Es sei ja nun eben gar nicht so, dass man in Messel nicht der Opfer gedenke, sagt Bürgermeister Udo Henke. Das stimmt. Am Friedhof erinnert ein großer Findling an „alle Opfer der Gewaltherrschaft". Man pflegt das ritualisierte Gedenken an Jahrestagen.
„Allgemeines Blabla landauf, landab", nennt Karl Wenchel diese Art der Erinnerung. Deshalb besteht er auf der Personalisierung. Deshalb will er die Tafel mitten im Ort anbringen. Für jeden sichtbar. Auch für die, die bei der Reichspogromnacht mit dabei waren. Damals beobachtete Karl Wenchel von seinem Elternhaus aus das Geschehen und sah, dass man „die Juden wie Schlachtvieh zusammentrieb". Viele hätten emigrieren können, sagt Karl Wenchel, aber eben nicht alle. Und um die gehe es ihm.

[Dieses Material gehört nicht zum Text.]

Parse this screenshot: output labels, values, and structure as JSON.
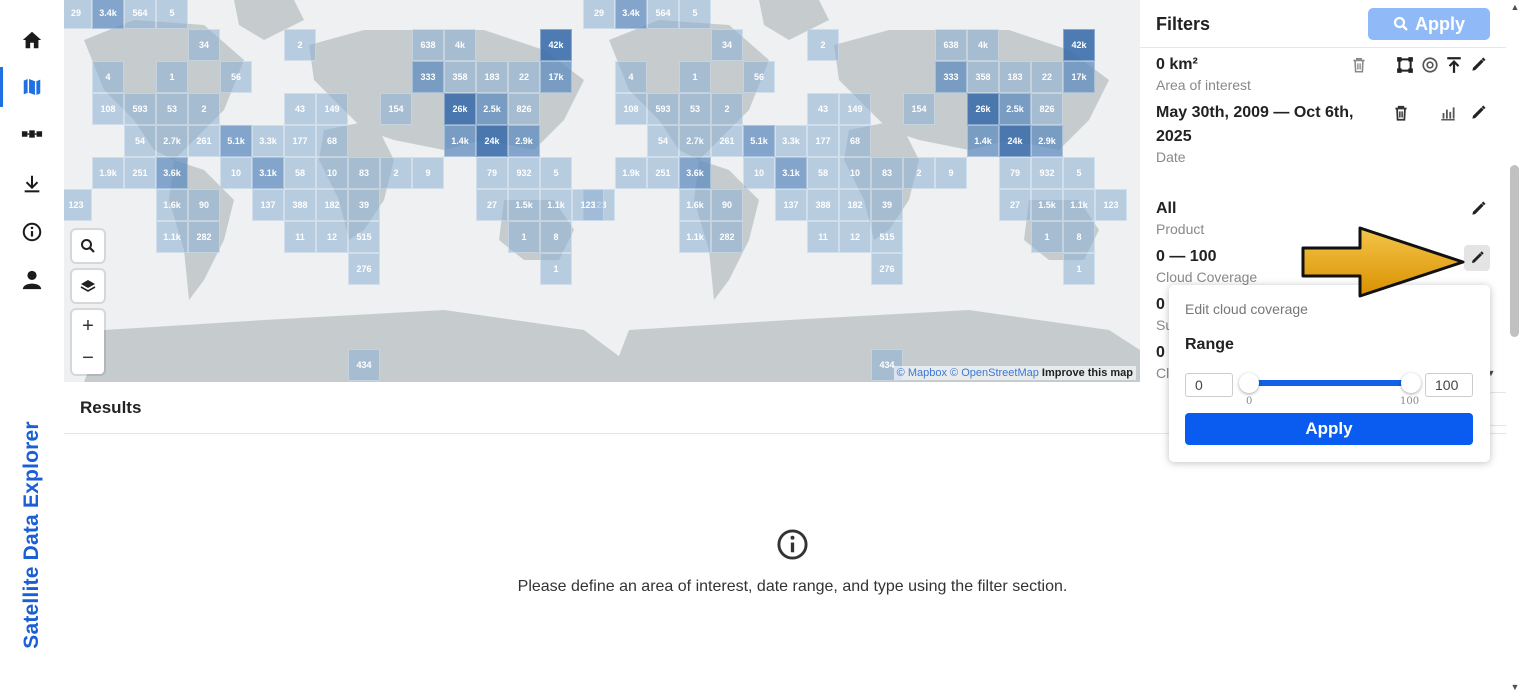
{
  "brand": "Satellite Data Explorer",
  "nav": [
    {
      "id": "home",
      "icon": "home-icon"
    },
    {
      "id": "map",
      "icon": "map-icon",
      "active": true
    },
    {
      "id": "satellite",
      "icon": "satellite-icon"
    },
    {
      "id": "download",
      "icon": "download-icon"
    },
    {
      "id": "info",
      "icon": "info-icon"
    },
    {
      "id": "account",
      "icon": "user-icon"
    }
  ],
  "map": {
    "attribution_mapbox": "© Mapbox",
    "attribution_osm": "© OpenStreetMap",
    "improve": "Improve this map",
    "tiles": [
      [
        "29",
        0,
        0,
        1
      ],
      [
        "3.4k",
        1,
        0,
        2
      ],
      [
        "564",
        2,
        0,
        1
      ],
      [
        "5",
        3,
        0,
        1
      ],
      [
        "34",
        4,
        1,
        1
      ],
      [
        "2",
        7,
        1,
        1
      ],
      [
        "638",
        11,
        1,
        1
      ],
      [
        "4k",
        12,
        1,
        1
      ],
      [
        "42k",
        15,
        1,
        3
      ],
      [
        "4",
        1,
        2,
        1
      ],
      [
        "1",
        3,
        2,
        1
      ],
      [
        "56",
        5,
        2,
        1
      ],
      [
        "333",
        11,
        2,
        2
      ],
      [
        "358",
        12,
        2,
        1
      ],
      [
        "183",
        13,
        2,
        1
      ],
      [
        "22",
        14,
        2,
        1
      ],
      [
        "17k",
        15,
        2,
        2
      ],
      [
        "108",
        1,
        3,
        1
      ],
      [
        "593",
        2,
        3,
        1
      ],
      [
        "53",
        3,
        3,
        1
      ],
      [
        "2",
        4,
        3,
        1
      ],
      [
        "43",
        7,
        3,
        1
      ],
      [
        "149",
        8,
        3,
        1
      ],
      [
        "154",
        10,
        3,
        1
      ],
      [
        "26k",
        12,
        3,
        3
      ],
      [
        "2.5k",
        13,
        3,
        2
      ],
      [
        "826",
        14,
        3,
        1
      ],
      [
        "54",
        2,
        4,
        1
      ],
      [
        "2.7k",
        3,
        4,
        1
      ],
      [
        "261",
        4,
        4,
        1
      ],
      [
        "5.1k",
        5,
        4,
        2
      ],
      [
        "3.3k",
        6,
        4,
        1
      ],
      [
        "177",
        7,
        4,
        1
      ],
      [
        "68",
        8,
        4,
        1
      ],
      [
        "1.4k",
        12,
        4,
        2
      ],
      [
        "24k",
        13,
        4,
        3
      ],
      [
        "2.9k",
        14,
        4,
        2
      ],
      [
        "1.9k",
        1,
        5,
        1
      ],
      [
        "251",
        2,
        5,
        1
      ],
      [
        "3.6k",
        3,
        5,
        2
      ],
      [
        "10",
        5,
        5,
        1
      ],
      [
        "3.1k",
        6,
        5,
        2
      ],
      [
        "58",
        7,
        5,
        1
      ],
      [
        "10",
        8,
        5,
        1
      ],
      [
        "83",
        9,
        5,
        1
      ],
      [
        "2",
        10,
        5,
        1
      ],
      [
        "9",
        11,
        5,
        1
      ],
      [
        "79",
        13,
        5,
        1
      ],
      [
        "932",
        14,
        5,
        1
      ],
      [
        "5",
        15,
        5,
        1
      ],
      [
        "123",
        0,
        6,
        1
      ],
      [
        "1.6k",
        3,
        6,
        1
      ],
      [
        "90",
        4,
        6,
        1
      ],
      [
        "137",
        6,
        6,
        1
      ],
      [
        "388",
        7,
        6,
        1
      ],
      [
        "182",
        8,
        6,
        1
      ],
      [
        "39",
        9,
        6,
        1
      ],
      [
        "27",
        13,
        6,
        1
      ],
      [
        "1.5k",
        14,
        6,
        1
      ],
      [
        "1.1k",
        15,
        6,
        1
      ],
      [
        "123",
        16,
        6,
        1
      ],
      [
        "1.1k",
        3,
        7,
        1
      ],
      [
        "282",
        4,
        7,
        1
      ],
      [
        "11",
        7,
        7,
        1
      ],
      [
        "12",
        8,
        7,
        1
      ],
      [
        "515",
        9,
        7,
        1
      ],
      [
        "1",
        14,
        7,
        1
      ],
      [
        "8",
        15,
        7,
        1
      ],
      [
        "276",
        9,
        8,
        1
      ],
      [
        "1",
        15,
        8,
        1
      ],
      [
        "434",
        9,
        11,
        1
      ]
    ]
  },
  "filters": {
    "title": "Filters",
    "apply": "Apply",
    "area": {
      "value": "0 km²",
      "label": "Area of interest"
    },
    "date": {
      "value_line1": "May 30th, 2009 — Oct 6th,",
      "value_line2": "2025",
      "label": "Date"
    },
    "product": {
      "value": "All",
      "label": "Product"
    },
    "cloud": {
      "value": "0 — 100",
      "label": "Cloud Coverage"
    },
    "partial1": {
      "value": "0",
      "label": "Su"
    },
    "partial2": {
      "value": "0",
      "label": "Cl"
    }
  },
  "popover": {
    "title": "Edit cloud coverage",
    "range_label": "Range",
    "min_value": "0",
    "max_value": "100",
    "min_tick": "0",
    "max_tick": "100",
    "apply": "Apply"
  },
  "results": {
    "title": "Results",
    "empty_message": "Please define an area of interest, date range, and type using the filter section."
  },
  "colors": {
    "accent": "#0a5cf0",
    "apply_disabled": "#8fb9f7",
    "brand_text": "#1a5fd6",
    "annotation_arrow": "#e6a50a"
  }
}
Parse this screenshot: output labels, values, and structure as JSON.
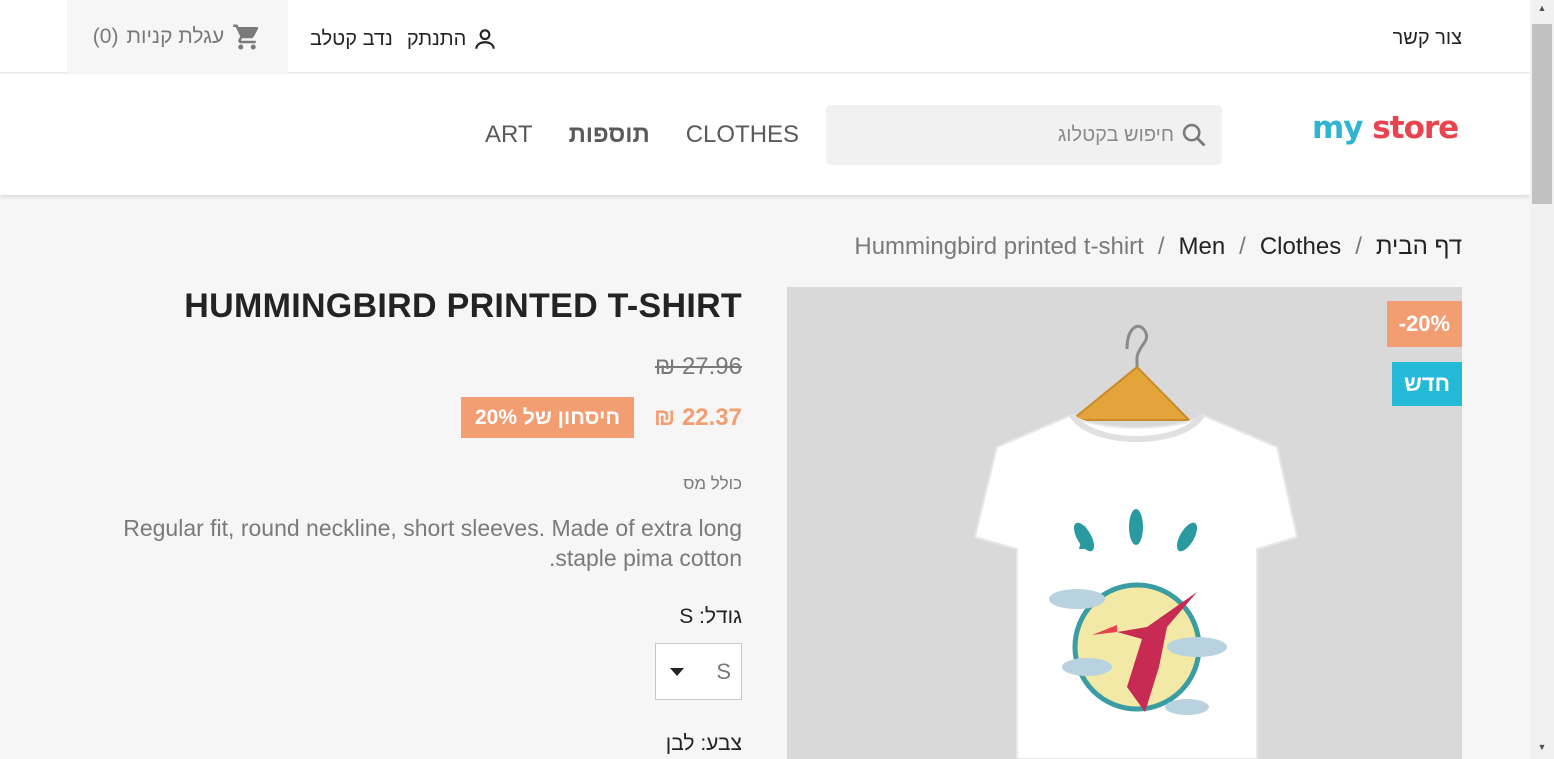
{
  "topbar": {
    "contact": "צור קשר",
    "user_name": "נדב קטלב",
    "logout": "התנתק",
    "cart_label": "עגלת קניות",
    "cart_count": "(0)"
  },
  "header": {
    "logo": {
      "part1": "my",
      "part2": " store"
    },
    "search_placeholder": "חיפוש בקטלוג",
    "menu": [
      "CLOTHES",
      "תוספות",
      "ART"
    ]
  },
  "breadcrumb": [
    "דף הבית",
    "Clothes",
    "Men",
    "Hummingbird printed t-shirt"
  ],
  "product": {
    "title": "HUMMINGBIRD PRINTED T-SHIRT",
    "old_price": "27.96 ₪",
    "price": "22.37 ₪",
    "save_label": "חיסחון של 20%",
    "tax_label": "כולל מס",
    "description": "Regular fit, round neckline, short sleeves. Made of extra long staple pima cotton.",
    "size_label": "גודל: S",
    "size_value": "S",
    "color_label": "צבע: לבן",
    "flags": {
      "discount": "-20%",
      "new": "חדש"
    }
  },
  "colors": {
    "accent": "#f39d72",
    "new_flag": "#24b9d7",
    "logo_a": "#2fb5d2",
    "logo_b": "#e8434f"
  }
}
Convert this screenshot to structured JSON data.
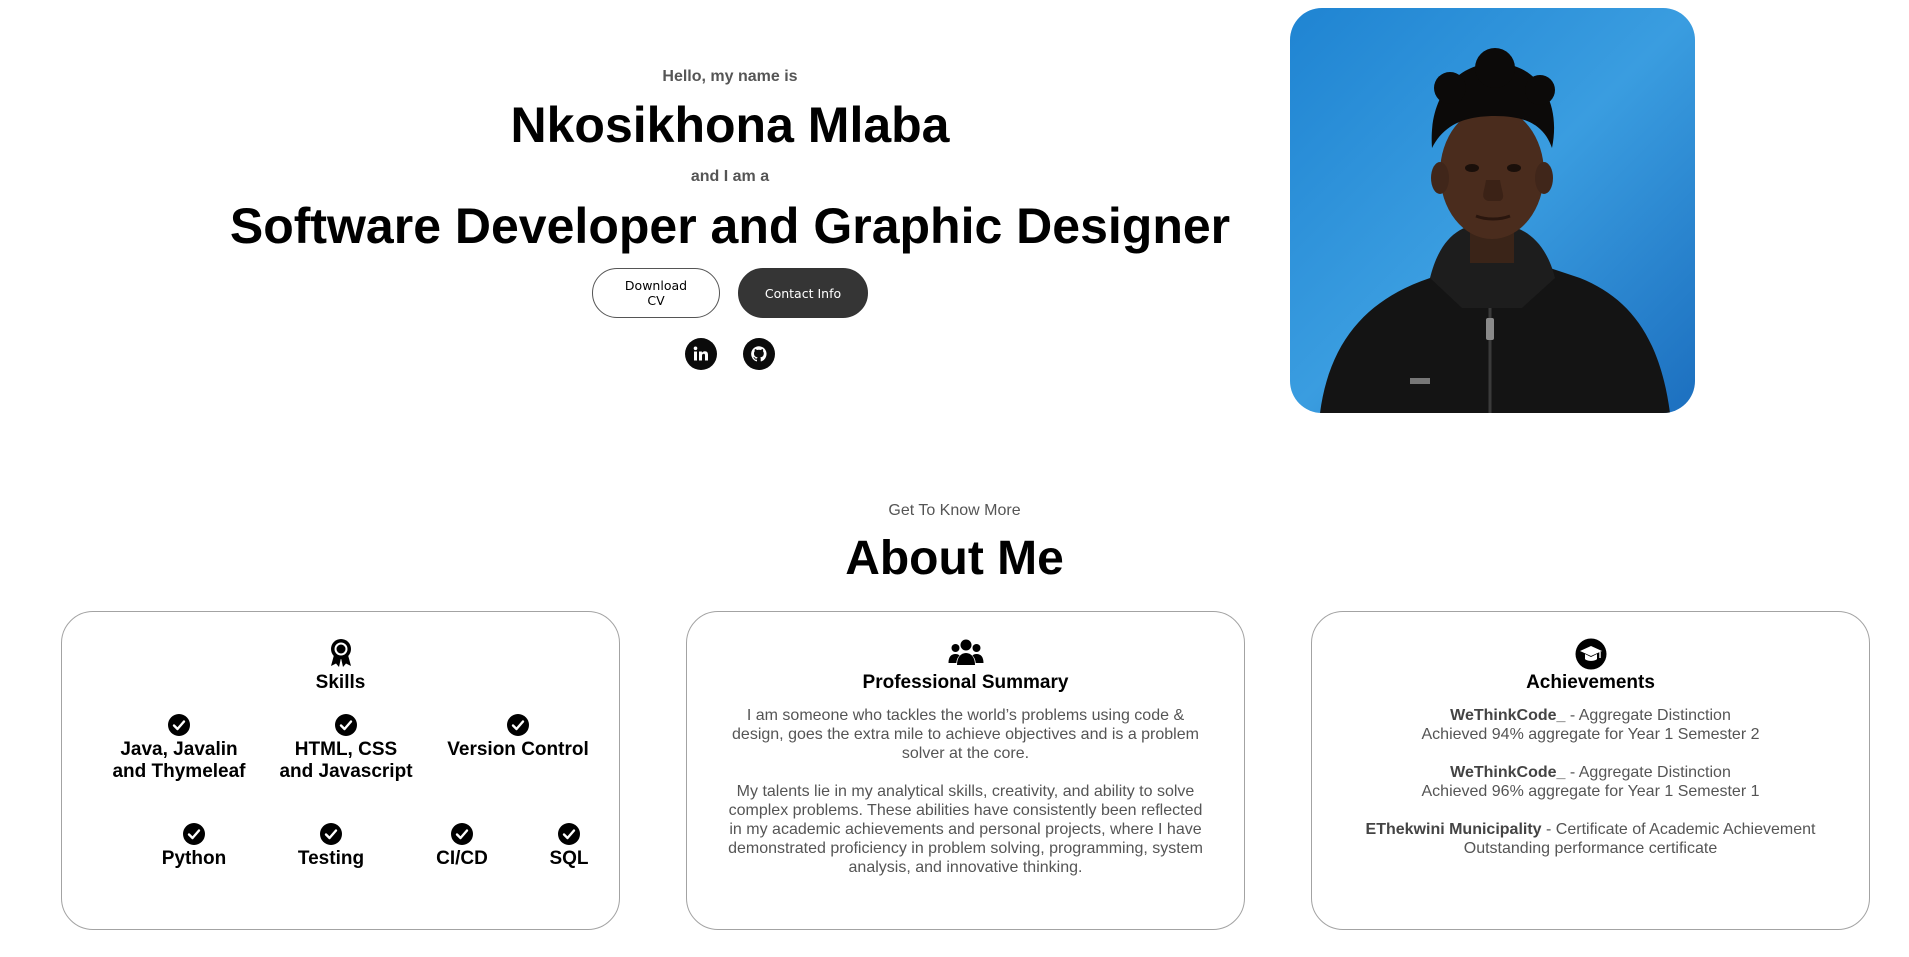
{
  "hero": {
    "greeting": "Hello, my name is",
    "name": "Nkosikhona Mlaba",
    "intro": "and I am a",
    "role": "Software Developer and Graphic Designer",
    "buttons": {
      "download_cv": "Download CV",
      "contact_info": "Contact Info"
    },
    "socials": [
      {
        "icon": "linkedin-icon"
      },
      {
        "icon": "github-icon"
      }
    ]
  },
  "about": {
    "subtitle": "Get To Know More",
    "title": "About Me",
    "skills_card": {
      "icon": "award-icon",
      "title": "Skills",
      "items": [
        {
          "line1": "Java, Javalin",
          "line2": "and Thymeleaf"
        },
        {
          "line1": "HTML, CSS",
          "line2": "and Javascript"
        },
        {
          "line1": "Version Control",
          "line2": ""
        },
        {
          "line1": "Python",
          "line2": ""
        },
        {
          "line1": "Testing",
          "line2": ""
        },
        {
          "line1": "CI/CD",
          "line2": ""
        },
        {
          "line1": "SQL",
          "line2": ""
        }
      ]
    },
    "summary_card": {
      "icon": "users-icon",
      "title": "Professional Summary",
      "paragraph1": "I am someone who tackles the world’s problems using code & design, goes the extra mile to achieve objectives and is a problem solver at the core.",
      "paragraph2": "My talents lie in my analytical skills, creativity, and ability to solve complex problems. These abilities have consistently been reflected in my academic achievements and personal projects, where I have demonstrated proficiency in problem solving, programming, system analysis, and innovative thinking."
    },
    "achievements_card": {
      "icon": "graduation-cap-icon",
      "title": "Achievements",
      "items": [
        {
          "org": "WeThinkCode_",
          "award": " - Aggregate Distinction",
          "detail": "Achieved 94% aggregate for Year 1 Semester 2"
        },
        {
          "org": "WeThinkCode_",
          "award": " - Aggregate Distinction",
          "detail": "Achieved 96% aggregate for Year 1 Semester 1"
        },
        {
          "org": "EThekwini Municipality",
          "award": " - Certificate of Academic Achievement",
          "detail": "Outstanding performance certificate"
        }
      ]
    }
  },
  "colors": {
    "text": "#000000",
    "muted": "#555555",
    "dark_button": "#353535",
    "card_border": "#a3a3a3",
    "photo_bg": "#2f8fd6"
  }
}
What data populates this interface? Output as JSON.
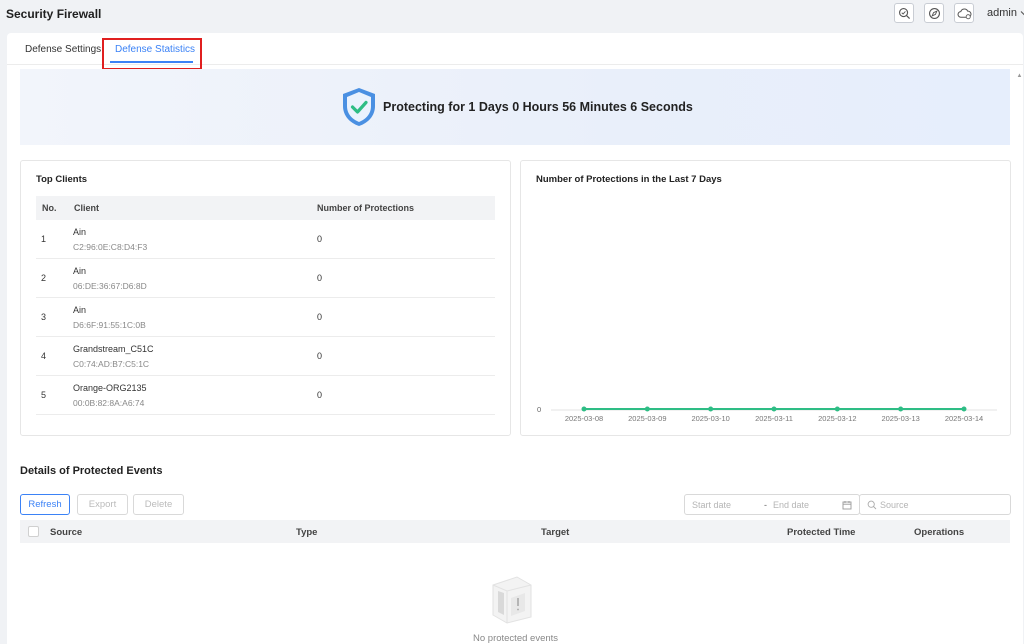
{
  "app": {
    "title": "Security Firewall",
    "user": "admin"
  },
  "topbar": {
    "icons": [
      "search-settings-icon",
      "compass-icon",
      "cloud-icon"
    ]
  },
  "tabs": [
    {
      "label": "Defense Settings",
      "active": false
    },
    {
      "label": "Defense Statistics",
      "active": true
    }
  ],
  "banner": {
    "text": "Protecting for 1 Days 0 Hours 56 Minutes 6 Seconds"
  },
  "top_clients": {
    "title": "Top Clients",
    "columns": [
      "No.",
      "Client",
      "Number of Protections"
    ],
    "rows": [
      {
        "no": "1",
        "name": "Ain",
        "mac": "C2:96:0E:C8:D4:F3",
        "count": "0"
      },
      {
        "no": "2",
        "name": "Ain",
        "mac": "06:DE:36:67:D6:8D",
        "count": "0"
      },
      {
        "no": "3",
        "name": "Ain",
        "mac": "D6:6F:91:55:1C:0B",
        "count": "0"
      },
      {
        "no": "4",
        "name": "Grandstream_C51C",
        "mac": "C0:74:AD:B7:C5:1C",
        "count": "0"
      },
      {
        "no": "5",
        "name": "Orange-ORG2135",
        "mac": "00:0B:82:8A:A6:74",
        "count": "0"
      }
    ]
  },
  "chart_data": {
    "type": "line",
    "title": "Number of Protections in the Last 7 Days",
    "x": [
      "2025-03-08",
      "2025-03-09",
      "2025-03-10",
      "2025-03-11",
      "2025-03-12",
      "2025-03-13",
      "2025-03-14"
    ],
    "values": [
      0,
      0,
      0,
      0,
      0,
      0,
      0
    ],
    "y_ticks": [
      "0"
    ],
    "color": "#2ebd85",
    "grid": false
  },
  "events": {
    "title": "Details of Protected Events",
    "buttons": {
      "refresh": "Refresh",
      "export": "Export",
      "delete": "Delete"
    },
    "start_date_placeholder": "Start date",
    "date_separator": "-",
    "end_date_placeholder": "End date",
    "search_placeholder": "Source",
    "columns": {
      "source": "Source",
      "type": "Type",
      "target": "Target",
      "time": "Protected Time",
      "ops": "Operations"
    },
    "empty_text": "No protected events"
  },
  "colors": {
    "accent": "#3b82f6",
    "highlight": "#e01f1f",
    "success": "#2ebd85"
  }
}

„Wenn diese Namen verschwinden, dann gibt es überhaupt keine Erinnerung mehr an die Juden in Messel. Dann ist alles weg", sagt der Ortshistoriker. Er hat sich das schon oft vorgestellt, wie es sein könnte, „wenn die Dorflehrerin mit ihrer Schulklasse an der Namenstafel vorbeigeht und die Kinder fragen: ,Was ist denn Euthanasie?'". „Und dann müsste sie antworten."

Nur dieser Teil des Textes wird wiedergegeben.